Last but not least was the article by Akia Colar published by the Huffington Post titled "Good Hair Wars". Colar spoke mostly on natural hair, she felt it was freeing and helps with self acceptance and self-esteem. She applauded Tyra Banks a former super model turned talk show hostess on going natural on nationwide television. She spoke of how young girls look up to people like Tyra Banks and Beyonc'e and their hair gave them a false since of beauty. Colar says "That's it's important for girls and young women to see role models who look like them-not just skin tone or body shape, but mane-wise as well" (Para 3) . The funny thing about this article is that Colar was found to have had "Good Hair" a African American that had an out and didn't know it. She had what the war was all about and still fought the same fight as people who didn't have it. Colar open our eyes to the fight and how important it is to teach our youth about beauty. When we think of good words like superior, pleasant, well-behaved and worthy of respect come to mind. Having hair that society sees as bad gives some ethnic people a feeling of being full of faults, sinful, disobedient unfavorable and not achieving adequate standard all because of their hair. Colar makes a good point when she quotes "little girls think that maybe there's something wrong with the way they look and maybe they should look like the stars that have unnatural hair"(Para 2). We need to teach our youth the beauty is more than skin deep and silky straight.
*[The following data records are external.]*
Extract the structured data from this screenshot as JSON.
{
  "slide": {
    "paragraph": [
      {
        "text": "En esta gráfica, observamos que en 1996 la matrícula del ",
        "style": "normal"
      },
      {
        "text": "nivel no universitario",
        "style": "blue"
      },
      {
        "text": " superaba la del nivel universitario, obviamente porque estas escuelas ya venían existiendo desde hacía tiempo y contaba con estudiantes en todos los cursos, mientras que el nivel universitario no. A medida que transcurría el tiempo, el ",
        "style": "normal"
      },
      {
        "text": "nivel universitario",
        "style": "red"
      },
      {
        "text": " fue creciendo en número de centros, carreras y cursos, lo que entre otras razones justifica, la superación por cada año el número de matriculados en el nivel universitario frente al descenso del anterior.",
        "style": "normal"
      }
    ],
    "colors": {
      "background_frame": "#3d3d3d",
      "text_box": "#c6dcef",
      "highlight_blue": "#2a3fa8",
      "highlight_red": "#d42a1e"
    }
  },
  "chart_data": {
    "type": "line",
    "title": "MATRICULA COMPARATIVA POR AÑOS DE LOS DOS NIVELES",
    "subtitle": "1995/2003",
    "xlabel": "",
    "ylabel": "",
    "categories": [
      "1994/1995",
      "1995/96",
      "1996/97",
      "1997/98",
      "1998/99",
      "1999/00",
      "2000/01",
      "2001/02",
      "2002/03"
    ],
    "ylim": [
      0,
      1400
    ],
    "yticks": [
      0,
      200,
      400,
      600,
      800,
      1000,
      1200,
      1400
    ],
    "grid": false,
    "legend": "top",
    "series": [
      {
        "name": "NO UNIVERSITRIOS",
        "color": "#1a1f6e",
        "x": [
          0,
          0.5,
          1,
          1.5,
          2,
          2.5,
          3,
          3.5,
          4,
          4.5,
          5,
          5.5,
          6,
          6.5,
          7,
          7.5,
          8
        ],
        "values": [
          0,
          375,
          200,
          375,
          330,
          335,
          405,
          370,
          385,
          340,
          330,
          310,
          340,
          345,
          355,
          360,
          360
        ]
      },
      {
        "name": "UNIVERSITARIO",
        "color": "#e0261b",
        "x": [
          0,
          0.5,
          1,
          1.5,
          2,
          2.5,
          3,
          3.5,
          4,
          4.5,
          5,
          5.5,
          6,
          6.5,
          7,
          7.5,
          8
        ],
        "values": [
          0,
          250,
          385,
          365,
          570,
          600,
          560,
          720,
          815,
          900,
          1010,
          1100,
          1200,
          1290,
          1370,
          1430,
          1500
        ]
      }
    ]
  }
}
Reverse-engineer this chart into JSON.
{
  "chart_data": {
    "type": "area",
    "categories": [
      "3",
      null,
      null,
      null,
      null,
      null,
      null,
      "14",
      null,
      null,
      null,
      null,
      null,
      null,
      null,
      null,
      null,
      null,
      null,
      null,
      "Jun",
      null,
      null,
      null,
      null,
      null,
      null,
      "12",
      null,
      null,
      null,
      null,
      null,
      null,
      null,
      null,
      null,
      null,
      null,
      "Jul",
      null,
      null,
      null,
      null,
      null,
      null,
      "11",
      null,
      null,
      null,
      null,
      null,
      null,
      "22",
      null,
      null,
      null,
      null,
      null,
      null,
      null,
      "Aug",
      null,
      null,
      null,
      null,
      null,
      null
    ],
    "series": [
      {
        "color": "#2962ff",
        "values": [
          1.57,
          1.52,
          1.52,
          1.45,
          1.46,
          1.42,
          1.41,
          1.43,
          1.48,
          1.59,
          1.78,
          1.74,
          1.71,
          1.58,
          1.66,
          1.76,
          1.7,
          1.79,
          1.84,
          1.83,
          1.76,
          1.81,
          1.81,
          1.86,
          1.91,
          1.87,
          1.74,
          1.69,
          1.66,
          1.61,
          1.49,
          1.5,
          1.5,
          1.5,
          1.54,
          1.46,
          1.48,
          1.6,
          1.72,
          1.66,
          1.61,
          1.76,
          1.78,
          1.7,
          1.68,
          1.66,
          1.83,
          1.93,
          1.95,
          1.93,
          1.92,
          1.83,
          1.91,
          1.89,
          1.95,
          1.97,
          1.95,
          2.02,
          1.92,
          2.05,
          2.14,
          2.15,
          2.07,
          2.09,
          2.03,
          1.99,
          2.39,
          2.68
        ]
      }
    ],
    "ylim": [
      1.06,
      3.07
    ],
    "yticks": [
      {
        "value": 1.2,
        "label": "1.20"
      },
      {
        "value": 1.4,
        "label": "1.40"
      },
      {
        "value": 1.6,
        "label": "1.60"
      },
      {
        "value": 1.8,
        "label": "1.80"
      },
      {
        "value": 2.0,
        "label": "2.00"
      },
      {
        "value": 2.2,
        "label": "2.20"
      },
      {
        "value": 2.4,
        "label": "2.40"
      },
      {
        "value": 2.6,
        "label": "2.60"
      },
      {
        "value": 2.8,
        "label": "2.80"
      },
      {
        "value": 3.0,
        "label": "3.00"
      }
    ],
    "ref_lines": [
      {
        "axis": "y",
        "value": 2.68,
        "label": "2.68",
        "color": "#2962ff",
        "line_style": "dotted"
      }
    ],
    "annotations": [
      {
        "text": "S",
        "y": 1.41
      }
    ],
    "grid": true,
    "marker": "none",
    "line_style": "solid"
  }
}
The articles I choose all had their way of bringing attention to dilemma African American women go through on something as simple as hair. Nappy-headed means you don't look good. They used that word on slaves and they still us it today. Black hair once stood for something, afro symbolized pride and defiance not hate or rebellion. Being judge by your hair and not your mental capacity shows that we all have a lot of growing up to do; that's for the people who judge and the people who are judged. The three articles were not meant to discourage people from wearing their natural hair, weaves or perms or even extensions it was to bring more attention to the struggle. The fear of not passing on someone's ideal of beautiful should not be a reason for people to continually alter who they are.
EF_Kevin 8 / 13,321 129  
Nov 18, 2009   #2
The fascination with our First Lady 's hair has a lot of people scratching their heads, but not African American women. Desmond-Harris told how supportive and understanding ethnic women are about Michelle's hair choices; she also states, that "The choice many black women make to alter their hair's natural texture has undeniable historical and psychological underpinnings" (Para 4).

Your thesis statement will be clear when it is a little bit "arguable." Something that is arguable is not obvious. You should end your 1st para with a thesis statement -- an opinion you are expressing in the essay.

Each para should somehow support your thesis argument.

You need to discuss the rhetorical techniques of the authors, so you are probably learning about logos, ethos, and pathos in your class. Use these terms in your discussion of each article.

Look at this essay and ask yourself what your main point is that you are trying to get across. Then, use that truth as a compass to guide your revision of each paragraph. Let each para support your thesis, and let's see some discussion fo the authors' rhetorical strategies.